Leia o artigo de Lorena Lage, CEO e cofundadora da L&O Advogados (OAB/MG 163.448), sobre a crise na Hurb
Hurb: crise regada a deboche, cancelamentos e renúncia*
Para entender a crise que assola a Hurb, é preciso conhecer um pouco da história da empresa, bem como entender o setor de atuação. Isso porque, quando um importante player que une turismo à tecnologia entra em crise, uma reação em cadeia pode acontecer. Pois bem, a atual Hurb nasceu como Hotel Urbano em 2011, momento de forte crescimento do mercado digital, tendo em vista que esse se popularizou nos anos 2000 no Brasil, com a democratização do uso da internet.

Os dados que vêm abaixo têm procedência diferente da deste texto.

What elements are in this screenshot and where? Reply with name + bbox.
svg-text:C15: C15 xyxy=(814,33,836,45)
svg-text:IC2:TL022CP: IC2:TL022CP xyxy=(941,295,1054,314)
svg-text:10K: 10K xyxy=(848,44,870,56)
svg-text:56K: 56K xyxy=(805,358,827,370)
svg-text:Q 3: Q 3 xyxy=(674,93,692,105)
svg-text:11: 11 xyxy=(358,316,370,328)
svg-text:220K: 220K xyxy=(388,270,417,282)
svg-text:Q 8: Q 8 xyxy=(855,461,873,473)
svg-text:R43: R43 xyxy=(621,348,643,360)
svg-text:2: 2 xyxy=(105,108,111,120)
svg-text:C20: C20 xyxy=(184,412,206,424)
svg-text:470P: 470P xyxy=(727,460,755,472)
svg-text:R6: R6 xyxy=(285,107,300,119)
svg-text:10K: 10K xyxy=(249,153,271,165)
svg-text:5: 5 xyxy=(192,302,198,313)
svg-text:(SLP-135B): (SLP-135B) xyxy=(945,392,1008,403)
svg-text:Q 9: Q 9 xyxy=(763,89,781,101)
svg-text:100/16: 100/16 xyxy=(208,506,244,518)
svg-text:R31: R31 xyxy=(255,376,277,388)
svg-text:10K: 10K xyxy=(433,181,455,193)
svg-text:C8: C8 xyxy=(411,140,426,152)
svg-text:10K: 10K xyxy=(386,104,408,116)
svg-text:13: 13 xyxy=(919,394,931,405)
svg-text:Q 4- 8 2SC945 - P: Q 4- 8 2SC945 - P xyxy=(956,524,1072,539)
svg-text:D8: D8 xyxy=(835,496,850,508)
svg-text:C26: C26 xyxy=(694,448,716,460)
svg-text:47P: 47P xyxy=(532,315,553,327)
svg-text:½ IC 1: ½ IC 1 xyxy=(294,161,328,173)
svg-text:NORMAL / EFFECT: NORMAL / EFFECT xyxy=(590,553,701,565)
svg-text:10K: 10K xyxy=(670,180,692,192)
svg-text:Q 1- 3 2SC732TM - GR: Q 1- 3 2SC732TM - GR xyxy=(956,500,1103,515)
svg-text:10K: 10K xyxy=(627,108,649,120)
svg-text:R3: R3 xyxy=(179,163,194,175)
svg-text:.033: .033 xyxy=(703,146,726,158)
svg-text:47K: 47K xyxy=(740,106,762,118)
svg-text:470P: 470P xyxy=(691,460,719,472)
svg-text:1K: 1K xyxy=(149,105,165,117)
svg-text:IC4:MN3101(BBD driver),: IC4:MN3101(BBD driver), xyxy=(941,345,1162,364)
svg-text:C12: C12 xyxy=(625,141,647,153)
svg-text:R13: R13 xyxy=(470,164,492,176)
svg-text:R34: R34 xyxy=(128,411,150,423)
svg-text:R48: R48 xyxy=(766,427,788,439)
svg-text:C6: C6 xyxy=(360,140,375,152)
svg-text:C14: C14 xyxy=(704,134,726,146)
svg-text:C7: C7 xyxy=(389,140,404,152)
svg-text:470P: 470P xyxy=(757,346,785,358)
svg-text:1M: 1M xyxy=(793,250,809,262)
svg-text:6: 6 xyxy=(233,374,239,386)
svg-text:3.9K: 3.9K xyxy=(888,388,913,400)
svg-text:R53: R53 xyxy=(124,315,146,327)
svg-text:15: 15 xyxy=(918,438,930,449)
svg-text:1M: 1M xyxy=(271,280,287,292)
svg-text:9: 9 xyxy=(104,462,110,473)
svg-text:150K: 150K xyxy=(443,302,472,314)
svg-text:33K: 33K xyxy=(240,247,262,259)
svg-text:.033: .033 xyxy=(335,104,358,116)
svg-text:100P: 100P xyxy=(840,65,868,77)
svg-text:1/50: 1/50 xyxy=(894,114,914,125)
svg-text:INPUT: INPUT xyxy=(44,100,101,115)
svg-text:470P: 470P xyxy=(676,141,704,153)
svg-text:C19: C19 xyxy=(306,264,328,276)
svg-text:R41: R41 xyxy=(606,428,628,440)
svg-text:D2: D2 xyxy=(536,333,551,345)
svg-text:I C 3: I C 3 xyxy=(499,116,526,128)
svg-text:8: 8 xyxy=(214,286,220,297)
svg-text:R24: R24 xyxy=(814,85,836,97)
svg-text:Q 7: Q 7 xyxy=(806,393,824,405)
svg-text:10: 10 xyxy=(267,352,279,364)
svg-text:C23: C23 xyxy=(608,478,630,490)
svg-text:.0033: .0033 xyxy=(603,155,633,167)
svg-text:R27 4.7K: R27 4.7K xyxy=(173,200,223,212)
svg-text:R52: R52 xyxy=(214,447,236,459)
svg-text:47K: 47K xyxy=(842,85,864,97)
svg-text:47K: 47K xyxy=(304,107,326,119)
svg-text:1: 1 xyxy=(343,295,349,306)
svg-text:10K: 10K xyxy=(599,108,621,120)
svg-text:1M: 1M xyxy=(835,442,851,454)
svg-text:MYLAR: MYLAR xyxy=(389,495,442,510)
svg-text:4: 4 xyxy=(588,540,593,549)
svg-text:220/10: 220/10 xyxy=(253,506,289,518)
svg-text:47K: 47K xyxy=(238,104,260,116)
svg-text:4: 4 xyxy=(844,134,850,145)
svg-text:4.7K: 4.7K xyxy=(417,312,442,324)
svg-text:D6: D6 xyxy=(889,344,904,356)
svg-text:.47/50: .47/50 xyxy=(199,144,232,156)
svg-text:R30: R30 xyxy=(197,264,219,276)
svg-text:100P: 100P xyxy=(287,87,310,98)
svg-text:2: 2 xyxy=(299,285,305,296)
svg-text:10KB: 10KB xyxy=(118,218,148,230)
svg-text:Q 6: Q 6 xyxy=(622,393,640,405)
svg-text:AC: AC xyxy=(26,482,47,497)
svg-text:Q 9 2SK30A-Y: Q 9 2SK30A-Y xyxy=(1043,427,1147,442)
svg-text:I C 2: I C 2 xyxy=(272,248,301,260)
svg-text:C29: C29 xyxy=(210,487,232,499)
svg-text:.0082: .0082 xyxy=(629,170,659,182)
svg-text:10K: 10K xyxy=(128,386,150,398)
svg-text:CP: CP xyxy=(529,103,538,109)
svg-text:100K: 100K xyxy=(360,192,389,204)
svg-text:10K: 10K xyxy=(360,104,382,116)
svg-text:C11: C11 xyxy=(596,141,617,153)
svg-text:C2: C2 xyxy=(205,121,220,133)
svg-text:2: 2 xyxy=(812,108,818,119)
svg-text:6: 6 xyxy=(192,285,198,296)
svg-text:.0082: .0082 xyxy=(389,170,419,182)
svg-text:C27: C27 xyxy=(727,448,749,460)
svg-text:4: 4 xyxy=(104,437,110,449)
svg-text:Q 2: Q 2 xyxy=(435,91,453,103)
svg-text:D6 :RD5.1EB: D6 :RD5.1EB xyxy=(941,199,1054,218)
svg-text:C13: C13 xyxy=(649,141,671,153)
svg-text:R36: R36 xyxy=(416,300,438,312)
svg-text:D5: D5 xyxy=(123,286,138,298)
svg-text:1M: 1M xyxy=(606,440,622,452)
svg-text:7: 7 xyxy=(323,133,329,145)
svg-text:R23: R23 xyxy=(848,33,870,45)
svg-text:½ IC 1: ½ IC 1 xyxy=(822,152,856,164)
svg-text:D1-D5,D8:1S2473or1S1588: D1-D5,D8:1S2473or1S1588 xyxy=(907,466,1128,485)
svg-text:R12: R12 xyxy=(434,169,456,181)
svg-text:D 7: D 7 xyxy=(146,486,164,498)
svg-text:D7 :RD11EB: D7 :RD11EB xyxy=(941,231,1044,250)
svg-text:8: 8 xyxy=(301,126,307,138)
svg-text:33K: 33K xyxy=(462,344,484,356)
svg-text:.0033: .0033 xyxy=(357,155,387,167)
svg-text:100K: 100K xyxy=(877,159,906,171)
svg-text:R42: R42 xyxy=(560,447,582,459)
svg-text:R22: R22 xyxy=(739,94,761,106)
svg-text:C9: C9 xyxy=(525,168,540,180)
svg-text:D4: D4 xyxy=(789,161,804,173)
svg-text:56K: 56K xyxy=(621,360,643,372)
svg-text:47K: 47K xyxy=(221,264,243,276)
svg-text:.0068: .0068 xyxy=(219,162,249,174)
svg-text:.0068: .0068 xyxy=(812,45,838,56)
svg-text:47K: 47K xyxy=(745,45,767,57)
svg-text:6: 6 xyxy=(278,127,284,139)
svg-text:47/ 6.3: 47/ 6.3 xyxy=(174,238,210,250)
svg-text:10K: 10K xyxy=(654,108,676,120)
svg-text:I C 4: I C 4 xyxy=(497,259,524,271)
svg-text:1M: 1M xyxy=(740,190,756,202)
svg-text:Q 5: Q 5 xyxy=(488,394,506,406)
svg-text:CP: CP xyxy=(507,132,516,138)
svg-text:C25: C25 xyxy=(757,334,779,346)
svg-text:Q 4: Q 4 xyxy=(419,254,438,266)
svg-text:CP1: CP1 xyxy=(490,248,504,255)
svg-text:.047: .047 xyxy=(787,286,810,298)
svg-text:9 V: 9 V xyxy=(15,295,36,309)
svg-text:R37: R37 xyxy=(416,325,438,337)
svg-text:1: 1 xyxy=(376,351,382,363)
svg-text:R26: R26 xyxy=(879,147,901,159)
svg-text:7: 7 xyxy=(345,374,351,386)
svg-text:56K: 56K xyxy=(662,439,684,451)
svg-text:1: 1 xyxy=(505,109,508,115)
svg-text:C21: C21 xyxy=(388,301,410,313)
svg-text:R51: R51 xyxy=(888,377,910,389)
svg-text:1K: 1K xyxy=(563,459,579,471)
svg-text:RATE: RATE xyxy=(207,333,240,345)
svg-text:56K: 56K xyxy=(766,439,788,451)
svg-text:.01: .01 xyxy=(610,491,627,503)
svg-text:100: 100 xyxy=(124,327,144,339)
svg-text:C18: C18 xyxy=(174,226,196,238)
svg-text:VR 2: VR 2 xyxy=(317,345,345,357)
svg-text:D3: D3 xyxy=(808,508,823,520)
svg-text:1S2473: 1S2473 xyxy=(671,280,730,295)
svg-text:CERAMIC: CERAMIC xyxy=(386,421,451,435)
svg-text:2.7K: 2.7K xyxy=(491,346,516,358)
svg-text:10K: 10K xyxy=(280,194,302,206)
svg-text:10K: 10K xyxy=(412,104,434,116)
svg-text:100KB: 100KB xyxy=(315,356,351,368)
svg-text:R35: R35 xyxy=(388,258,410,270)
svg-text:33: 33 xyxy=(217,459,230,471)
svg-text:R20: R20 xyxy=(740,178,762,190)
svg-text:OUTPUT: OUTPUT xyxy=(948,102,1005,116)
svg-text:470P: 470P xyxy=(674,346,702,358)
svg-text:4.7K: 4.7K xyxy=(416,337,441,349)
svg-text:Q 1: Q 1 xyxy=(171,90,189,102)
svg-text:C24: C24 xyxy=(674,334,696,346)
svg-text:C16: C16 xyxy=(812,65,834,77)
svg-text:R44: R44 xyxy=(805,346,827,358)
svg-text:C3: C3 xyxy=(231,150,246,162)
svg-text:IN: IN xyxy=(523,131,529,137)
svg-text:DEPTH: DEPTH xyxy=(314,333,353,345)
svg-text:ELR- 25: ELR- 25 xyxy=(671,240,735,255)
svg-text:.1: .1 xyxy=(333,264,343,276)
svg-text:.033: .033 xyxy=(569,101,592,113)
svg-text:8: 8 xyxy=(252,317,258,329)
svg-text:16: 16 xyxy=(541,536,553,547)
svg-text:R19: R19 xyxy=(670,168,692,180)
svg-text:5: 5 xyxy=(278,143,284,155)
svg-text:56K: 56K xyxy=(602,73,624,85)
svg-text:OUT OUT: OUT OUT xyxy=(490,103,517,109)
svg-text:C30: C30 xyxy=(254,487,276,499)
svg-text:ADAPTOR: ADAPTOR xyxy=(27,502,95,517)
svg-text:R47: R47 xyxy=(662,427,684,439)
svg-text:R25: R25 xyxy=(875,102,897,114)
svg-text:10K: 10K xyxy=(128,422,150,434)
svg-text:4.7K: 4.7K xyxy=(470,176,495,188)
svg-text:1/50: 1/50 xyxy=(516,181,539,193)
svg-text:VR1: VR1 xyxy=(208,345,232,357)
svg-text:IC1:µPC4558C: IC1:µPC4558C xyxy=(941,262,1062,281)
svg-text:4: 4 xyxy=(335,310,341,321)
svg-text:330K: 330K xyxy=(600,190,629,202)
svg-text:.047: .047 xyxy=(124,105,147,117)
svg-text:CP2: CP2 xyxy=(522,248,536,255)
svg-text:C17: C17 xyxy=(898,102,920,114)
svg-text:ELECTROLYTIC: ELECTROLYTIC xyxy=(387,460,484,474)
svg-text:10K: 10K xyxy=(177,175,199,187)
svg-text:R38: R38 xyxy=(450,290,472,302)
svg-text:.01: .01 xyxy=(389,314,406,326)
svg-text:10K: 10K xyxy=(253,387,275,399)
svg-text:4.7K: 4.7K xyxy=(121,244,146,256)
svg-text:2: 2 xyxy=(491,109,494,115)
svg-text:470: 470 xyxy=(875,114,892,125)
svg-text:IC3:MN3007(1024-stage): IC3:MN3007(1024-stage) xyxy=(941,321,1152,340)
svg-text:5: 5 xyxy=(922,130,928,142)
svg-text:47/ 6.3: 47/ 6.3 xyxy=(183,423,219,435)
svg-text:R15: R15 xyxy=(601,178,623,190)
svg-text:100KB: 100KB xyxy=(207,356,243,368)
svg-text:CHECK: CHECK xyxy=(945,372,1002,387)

Vivíamos um cenário de expansão do ambiente digital, com empresas de base tecnológica para facilitar o acesso à aquisição de bens e contratação de produtos, com a quebra de barreiras geográficas e com a possibilidade de realizar compras 24 horas por dia.
Foi nesse cenário que o Hotel Urbano nasceu realmente disruptivo, trazendo a possibilidade de compras de pacotes de viagens ou apenas reservas em hotéis, em um formato que foi denominado de modelo de “compras coletivas”: grupos de pessoas faziam a compra de pacotes de turismo de forma coletiva e mais barata, já que a empresa atingia um número maior de pessoas e conseguia um valor mais baixo junto aos fornecedores.
O surgimento desse tipo de consumo desencadeou a necessidade de uma legislação específica. Já existia o Código de Defesa do Consumidor – mas focado no mundo físico – e que não abarcava as novas realidades, como essa das novas empresas de base tecnológica. Então, em 2013, esse cenário desencadeia a necessidade da Lei de E-commerce (Lei 7.962 de 2013), trazendo um detalhamento maior quanto às novas realidades de compras no ambiente digital e regulamentando o comércio eletrônico no Brasil.
Destaco aqui o segundo e o terceiro artigo dessa lei, que ditam um novo cenário para as empresas que atuam no ambiente digital. Elas passam a ter a obrigação de detalhar melhor quem são (informações da companhia, dos sócios e o endereço físico, por exemplo), ainda que atuassem apenas no digital. A lei traz à tona ainda um outro ponto muito importante e que gera um debate relevante até hoje: a necessidade do e-commerce oferecer todo o detalhamento das condições para que o consumidor possa saber como usufruir da oferta veiculada no ambiente digital, de forma clara e ostensiva.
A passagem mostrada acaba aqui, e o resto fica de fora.